I kept my promise to Po and took the dogs out for 2.25 miles this morning at 6:00am and guess what, Po ran away from me when I tried to put the leash on him! Jerk! I guess he's not a morning dog and prefers running at night, just like me! Eventually he woke up and the two dogs enjoyed their run. I weighed myself after my run and was down a total of 4 1/2! I'm very happy about my results this week. I know the bulk of it is likely water weight but it's always encouraging to see the scale go down regardless of the reason. Tomorrow morning will be day 7 and I'm hopeful for a good number. Tonight will be difficult because it's a Friday night, I'll be home alone since Matt is working and I'll likely stay up late. Normally I would have some wine, dark chocolate, a snack here, a snack there. This would be fine if it was my cheat night, but it's not so I need to be very aware of what I'm eating and why.
On another note, I am SO SORE from Wednesday's workout. My legs from hip to ankle and abs hurt just to breath and today's workout promises not to let up at all! Being so sore got me thinking about my weaknesses and lets be honest I have a lot of them! It would be difficult to name everything I can't do correctly, can't do the prescribed weight, can't do very fast, can't do very efficiently. As much as Crossfit makes me feel good about what I accomplish, it's also bringing awareness to my weaknesses and to the idea of failure. Failure is not something easy to deal with but is something you need to be okay with, something you need to welcome in order to improve. No one is good at everything and in fact most of us are not good at most things.

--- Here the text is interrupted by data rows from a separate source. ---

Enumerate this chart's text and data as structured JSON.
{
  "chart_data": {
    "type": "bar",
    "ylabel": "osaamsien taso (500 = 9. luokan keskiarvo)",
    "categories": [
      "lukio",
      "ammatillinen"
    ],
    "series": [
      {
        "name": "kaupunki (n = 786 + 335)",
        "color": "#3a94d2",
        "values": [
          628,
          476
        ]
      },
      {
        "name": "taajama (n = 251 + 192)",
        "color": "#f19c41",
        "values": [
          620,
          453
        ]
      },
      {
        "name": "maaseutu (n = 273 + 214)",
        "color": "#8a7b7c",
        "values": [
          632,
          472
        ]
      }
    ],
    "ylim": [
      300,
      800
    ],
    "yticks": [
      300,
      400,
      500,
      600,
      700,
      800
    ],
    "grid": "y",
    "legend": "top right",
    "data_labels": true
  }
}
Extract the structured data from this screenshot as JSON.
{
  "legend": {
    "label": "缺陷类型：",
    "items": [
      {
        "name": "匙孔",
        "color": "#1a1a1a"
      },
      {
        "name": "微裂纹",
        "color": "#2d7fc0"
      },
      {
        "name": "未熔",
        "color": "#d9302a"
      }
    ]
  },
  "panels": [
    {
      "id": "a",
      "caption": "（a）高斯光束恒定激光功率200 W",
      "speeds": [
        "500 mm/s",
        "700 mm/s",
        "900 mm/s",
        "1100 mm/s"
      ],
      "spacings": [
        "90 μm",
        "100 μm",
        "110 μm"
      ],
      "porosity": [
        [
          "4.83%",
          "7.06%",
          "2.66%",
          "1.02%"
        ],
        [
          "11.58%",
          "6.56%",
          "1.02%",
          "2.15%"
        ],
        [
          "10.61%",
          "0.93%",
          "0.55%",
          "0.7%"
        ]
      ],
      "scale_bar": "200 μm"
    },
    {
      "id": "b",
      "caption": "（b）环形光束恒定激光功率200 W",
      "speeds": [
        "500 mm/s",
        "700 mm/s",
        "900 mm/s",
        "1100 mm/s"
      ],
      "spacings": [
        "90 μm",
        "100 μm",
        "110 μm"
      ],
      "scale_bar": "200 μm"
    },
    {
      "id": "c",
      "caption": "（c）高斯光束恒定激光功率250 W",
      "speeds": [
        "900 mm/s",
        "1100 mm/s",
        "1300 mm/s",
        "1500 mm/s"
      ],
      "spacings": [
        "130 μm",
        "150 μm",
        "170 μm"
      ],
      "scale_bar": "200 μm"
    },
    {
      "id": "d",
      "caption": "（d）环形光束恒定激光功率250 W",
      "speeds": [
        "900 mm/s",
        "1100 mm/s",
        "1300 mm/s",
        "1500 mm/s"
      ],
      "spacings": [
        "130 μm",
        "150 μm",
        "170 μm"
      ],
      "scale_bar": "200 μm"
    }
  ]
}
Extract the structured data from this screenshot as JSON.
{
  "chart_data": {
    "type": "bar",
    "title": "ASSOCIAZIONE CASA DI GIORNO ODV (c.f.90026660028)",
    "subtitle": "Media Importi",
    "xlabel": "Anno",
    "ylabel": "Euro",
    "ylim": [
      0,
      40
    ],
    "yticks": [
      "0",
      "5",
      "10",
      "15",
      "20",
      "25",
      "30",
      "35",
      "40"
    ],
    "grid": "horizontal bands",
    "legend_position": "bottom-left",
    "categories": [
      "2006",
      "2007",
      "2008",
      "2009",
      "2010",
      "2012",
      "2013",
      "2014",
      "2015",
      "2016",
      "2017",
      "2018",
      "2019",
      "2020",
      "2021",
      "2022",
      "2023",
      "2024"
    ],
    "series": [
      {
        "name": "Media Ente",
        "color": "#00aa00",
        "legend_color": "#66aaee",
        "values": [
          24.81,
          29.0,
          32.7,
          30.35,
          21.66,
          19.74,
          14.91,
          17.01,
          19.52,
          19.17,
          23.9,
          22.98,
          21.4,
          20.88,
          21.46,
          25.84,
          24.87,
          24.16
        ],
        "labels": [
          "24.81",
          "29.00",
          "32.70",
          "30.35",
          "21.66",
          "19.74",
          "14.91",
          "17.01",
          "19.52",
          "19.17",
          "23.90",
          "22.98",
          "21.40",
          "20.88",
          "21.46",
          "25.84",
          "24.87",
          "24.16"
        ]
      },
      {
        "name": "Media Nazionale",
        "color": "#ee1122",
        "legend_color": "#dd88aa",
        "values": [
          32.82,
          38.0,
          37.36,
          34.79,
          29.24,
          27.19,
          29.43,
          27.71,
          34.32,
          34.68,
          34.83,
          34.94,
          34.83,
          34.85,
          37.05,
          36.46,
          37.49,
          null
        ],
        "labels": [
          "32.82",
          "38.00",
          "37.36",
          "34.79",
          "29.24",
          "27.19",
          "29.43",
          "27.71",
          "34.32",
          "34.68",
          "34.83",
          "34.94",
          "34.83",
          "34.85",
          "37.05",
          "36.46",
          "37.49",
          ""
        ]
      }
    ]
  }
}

More often than not I don't finish first, I don't lift the most weight and I don't run the fastest, I can't do as many reps or as many rounds. In my head I feel like I can and should be able to be the top girl in the gym but in reality I'm not and probably won't ever be. This idea of failure and weaknesses is something that I used to get hung up on. I would focus so much on what everyone else was doing I couldn't appreciate the gains and progress I was making. I really don't know where this changed for me, but one day I stopped stressing about what everyone else was doing. Do I want to finish first, lift the most? Yes! Do I try every day to be first, lift the most etc? Yes! Do I get discouraged when I don't? No, not anymore. This has probably been my biggest achievement.
My next achievement that I want to make? I want to be able to mentally push myself further. I want to learn how to train through breathlessness, I want to be able to dig deeper than I have been and find that inner bitch that says I'm going to finish this and you're not going to beat me (even if I do get beat by someone or the workout itself!). I find myself getting to that point of no return. That point where I really might pass out, I really might throw up but then I stop, I take a few seconds to catch my breath. Do I think you should train this hard every day? No, it's probably not healthy. However, I really want to see myself push beyond that point, go beyond my comfort zone to a place where I don't know what to expect next. I don't know what my body is going to do but I don't care because mentally I'm taking myself there. Its that badass self that I know is in there and I like to pretend I am all of the time, but I'm not. Its that badass part of myself that I need to tap in to in order to really see what I'm capable of doing!
My nickname, given to me by one of Matt's Sergents at LO is Bad B. At least this is one of my nicknames. It hasn't caught on at the gym yet and so my goal is to earn that nickname. To be Bad B! When I do the WOD today I'm going all out. I'm not going to look at the wall to see what everyone else did, I'm just going all out. I pushing myself beyond my comfort zone and I'm not stopping until I'm done. Whatever my time ends up being doesn't matter. What matters is that I pushed myself and know deep down that I couldn't have given more. And then guess what, I'm going to do it again tomorrow! I get to take Sunday off so you know what, suck it up and do it!
Wow, I just tough talked myself in my own blog while sitting in my cubicle at work, I love it! Time for lunch and I can't wait! Running in the early AM speeds up the metabolism that's for sure!
3:01 - Today has been super slow at work, I just re-read my self tough talk and am pumped. I'm pumped for the gym and lets be honest, SUPER PUMPED FOR MONDAY!! I can't wait to watch the Ducks play Auburn. I've been trying to not be that annoying Duck fan but come on now, we're playing in the championship game on Monday!! Anyways, I'm excited for the workout and I'm excited to push myself through my soreness and see what I can achieve. I'm feeling strong today, at least mentally strong, and can't wait. About 30 more minutes at work then I'm out of here, going to try to warm up early and go through some mobility work before the WOD since I'm so sore.